The Scotch-Irish: A Social History, by James G. Leyburn
As someone who has a great deal of Scot-Irish in my background, which is evident in my light skin with freckles, I picked this book up as a way of reading about the social history of one of the prominent elements of my own background. Given that this book was published more than 50 years ago, it manages to avoid many of the bad clichés of contemporary social history , although the author freely admits that even in his own time social history was viewed as being a place for ethnic stereotypes, whereas today social history is known for being the haven of Marxists writing about class warfare. And, to be sure, this book is on the front end of that curve, being an effort to present the Scotch-Irish as the quintessential material for the transmission of a middle-class culture without a great deal of aesthetic pleasure. For all of the book’s dodgy class ideas, it offers something worthwhile for those readers who wish to know more about the Scot-Irish population of the United States, for it should be noted that the Scotch-Irish are known that only in the United States, and, it should be noted, largely as a way of separating the Scot-Irish from the Catholic Irish. There’s nothing like a desire to separate oneself from the stain of vile popery than to come up with an awkward hyphenated identity, after all.
The contents of this book are focused on areas where people do not know much about Scot-Irish history. The following questions are explored by the author, and they are questions that people, whether they are of Scot-Irish heritage of not, might actually have: What was Scottish life like before the union with England? What led Scots to leave their homeland to settle in Northern Ireland? Why did many of the Northern Irish Protestants then leave for the American colonies? Where did the Scot-Irish settle? How and when did they get their name? How did they get a reputation for being rebels? These are worthy questions—and the author does a good job at answering those questions, giving answers that many readers will not likely know, and answers that are truly very interesting—examining the rise of bourgeois American culture, the negative effects of the planter elite on the political legitimacy of the American patriot regime in the Carolinas, and the uncertain relationship between the Irish immigrants and the more staid and responsible German immigrants who also make a lot of my background also. Apparently the two did not greatly mix at first and settled in neighboring valleys and counties with a bit of bad blood between them.

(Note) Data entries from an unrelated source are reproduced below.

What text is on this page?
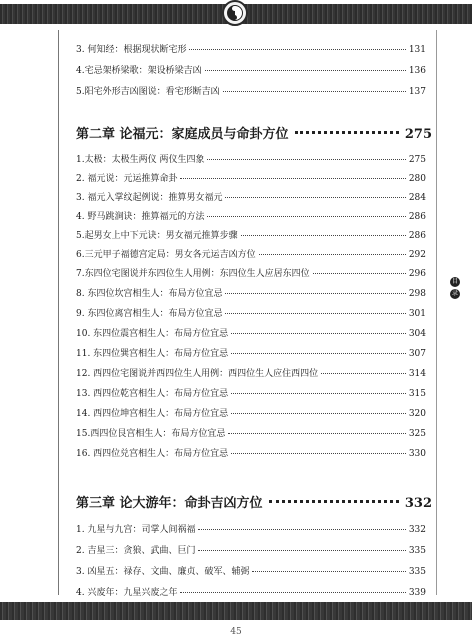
目
录
3. 何知经：根据现状断宅形	131
4.宅忌架桥梁歌：架设桥梁吉凶	136
5.阳宅外形吉凶图说：看宅形断吉凶	137
第二章 论福元：家庭成员与命卦方位	275
1.太极：太极生两仪 两仪生四象	275
2. 福元说：元运推算命卦	280
3. 福元入掌纹起例说：推算男女福元	284
4. 野马跳涧诀：推算福元的方法	286
5.起男女上中下元诀：男女福元推算步骤	286
6.三元甲子福德宫定局：男女各元运吉凶方位	292
7.东四位宅图说并东四位生人用例：东四位生人应居东四位	296
8. 东四位坎宫相生人：布局方位宜忌	298
9. 东四位离宫相生人：布局方位宜忌	301
10. 东四位震宫相生人：布局方位宜忌	304
11. 东四位巽宫相生人：布局方位宜忌	307
12. 西四位宅图说并西四位生人用例：西四位生人应住西四位	314
13. 西四位乾宫相生人：布局方位宜忌	315
14. 西四位坤宫相生人：布局方位宜忌	320
15.西四位艮宫相生人：布局方位宜忌	325
16. 西四位兑宫相生人：布局方位宜忌	330
第三章 论大游年：命卦吉凶方位	332
1. 九星与九宫：司掌人间祸福	332
2. 吉星三：贪狼、武曲、巨门	335
3. 凶星五：禄存、文曲、廉贞、破军、辅弼	335
4. 兴废年：九星兴废之年	339
45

So, although the book is not a perfect, and even if its class consciousness is a bit forced and even if it does not include as much information about the conflict that the Scot-Irish had their native neighbors whose land they appropriated as I would prefer. The author even avoids talking about some of the obvious matters of Scot-Irish effects on the United States, like the rise of Jackson, for example. The author discusses the transit of Scot-Irish from Ulster to rural Pennsylvania, the Shenandoah Valley, and the Piedmont of the Carolinas, and then figures the Scotch-Irish as having been sufficiently diluted into the generic American identity that that they were not a distinctive element of their own. That is not something I completely buy, since making fun of freckled gingers or sandy-haired people is still a phenomenon even apart from any Catholic questions. There are still jokes about whether gingers have souls, and jokes about freckles making black skin if they were all combined together. I still hear these jokes, and hear them made about others. So no, the Scotch-Irish are still a distinctive element even without the clan identity of Highland Scots, and even without the Catholic identity of the Southern Irish. Of course, the book is already over 300 pages and giving a proper history of the Scotch-Irish that continues beyond independence would have made the book even longer, but also likely even more enjoyable.